Déjà qu'ils me regardaient mal parce que j'étais muet, là, c'est encore pire ! Si certaines personnes avaient des mitraillettes à la place des yeux, je serais mort des centaines de fois. Certains parlent à voix basse en me regardant. Ils doivent croire que je suis aveugle. Je suis juste muet, mince ! Ce n'est pas la mort !
Depuis ces cinq jours, je suis souvent avec Darius. C'est étrange, il me rappelle quelqu'un. Mais qui, alors là, aucune idée ! De toute façon, je ne me rappelle rien de mes années à l'école primaire. À cause de l'accident, j'ai oublié plus d'une moitié de ma vie ! C'est vrai quoi... Je ne me rappelle de rien de ce que j'ai vécu avant mon année de 5ème. C'est dommage, mais bon... C'est comme ça, et on ne peut rien y faire.
Au bout de plusieurs minutes, je décide enfin de me lever de mon lit, et je prends tout mon temps pour me préparer. Quand je sors de la douche, je me regarde dans le miroir. Je fixe mon ventre en soupirant. Je n'ai pas un seul abdo. Voilà pourquoi je ne vais jamais me changer dans les vestiaires ! Tous les mecs de mon âge sont bien foutus, et moi... Bah, je suis moi. Ça ne me gêne pas, mais connaissant les garçons de mon âge, ils se moqueraient de moi. Si je ne me montre pas, c'est juste par précaution.
- Matth' ?, m'appelle ma sœur. T'es réveillé ?
J'ouvre la porte de la salle de bain, et lui fais un signe de tête. J'ai quand même pris le temps de mettre un caleçon. Même si je ne suis pas trop pudique, je sais qu'elle préfère éviter de me voir nu. Ça la gêne !
- D'acc !, s'exclame-t-elle, je t'ai préparé des toasts, ils sont déjà grillés. T'as juste à mettre le Nutella !
Je lui souris. Elle est tout ce que j'ai. Dans tous les sens du terme...
- Merci ! Tu peux m'amener mes vêtements, s'il te plaît ?
- Euh, ouais... s'étonne-t-elle, où sont-ils ?
- Dans ma chambre.
- J'y vais, petite tête en l'air !
En attendant qu'elle revienne, je me mets de la crème sur le corps et sur le visage. Sur le corps pour avoir la peau lisse, et sur le visage pour ne pas avoir de boutons. Je déteste les boutons. Quand Emma revient, je m'habille, puis fonce prendre mon petit déjeuner pendant qu'elle va se doucher.
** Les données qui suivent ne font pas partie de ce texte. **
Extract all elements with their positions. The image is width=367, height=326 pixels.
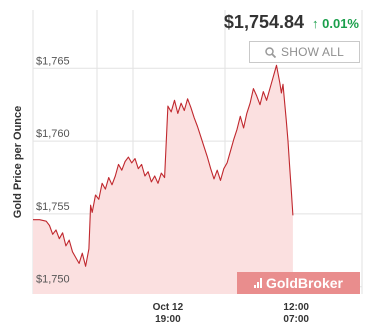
price-change: ↑ 0.01% [312,16,359,31]
price-line [33,64,294,267]
price-area [33,65,293,294]
watermark-text: GoldBroker [265,275,343,291]
arrow-up-icon: ↑ [312,16,319,31]
show-all-button[interactable]: SHOW ALL [249,41,360,63]
current-price: $1,754.84 [223,12,304,32]
y-tick-label: $1,765 [36,55,70,67]
show-all-label: SHOW ALL [281,45,344,59]
x-tick-label: 19:00 [155,314,181,325]
x-tick-label: 12:00 [283,302,309,313]
price-change-value: 0.01% [322,16,359,31]
x-tick-label: Oct 12 [153,302,184,313]
y-tick-label: $1,750 [36,274,70,286]
goldbroker-watermark: GoldBroker [237,272,360,294]
x-tick-label: 07:00 [283,314,309,325]
y-axis-label: Gold Price per Ounce [12,106,24,218]
y-tick-label: $1,755 [36,201,70,213]
zoom-icon [265,46,277,58]
price-header: $1,754.84 ↑ 0.01% [224,12,359,33]
y-tick-label: $1,760 [36,128,70,140]
bars-logo-icon [253,278,262,288]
Je mets de grosses doses de Nutella sur mes tartines : le chocolat, c'est mon petit péché mignon.
J'entends son téléphone vibrer, et curieux comme je suis, je regarde son nouveau message.
- Bonjour Madame Caesar, écrit un numéro inconnu, vous vouliez de nouveau faire appel, et votre demande a bien été prise. Rendez-vous au cabinet demain à 17h30. Cela vous convient-il ?
Je fronce les sourcils. Qui peut lui envoyer ce genre de message ? On dirait un avocat... OH NON ! Un avocat... Emma a dû perdre le premier procès et a dû demander à faire appel ! Oh non... Je n'ai pas envie de me retrouver en famille d'accueil ! Il en est hors de question ! Ça fait déjà quatre ans que ce fichu procès dure, on ne peut pas le perdre maintenant, alors que je vais bientôt être majeur !
J'entends la porte de la salle de bain s'ouvrir. Je repose vite son téléphone là où je l'ai trouvé, pour qu'elle ne sache pas que je l'ai regardé. Si elle sait que je fouille dans son téléphone, elle risque de mettre un code, et je ne pourrais plus fouiner dedans.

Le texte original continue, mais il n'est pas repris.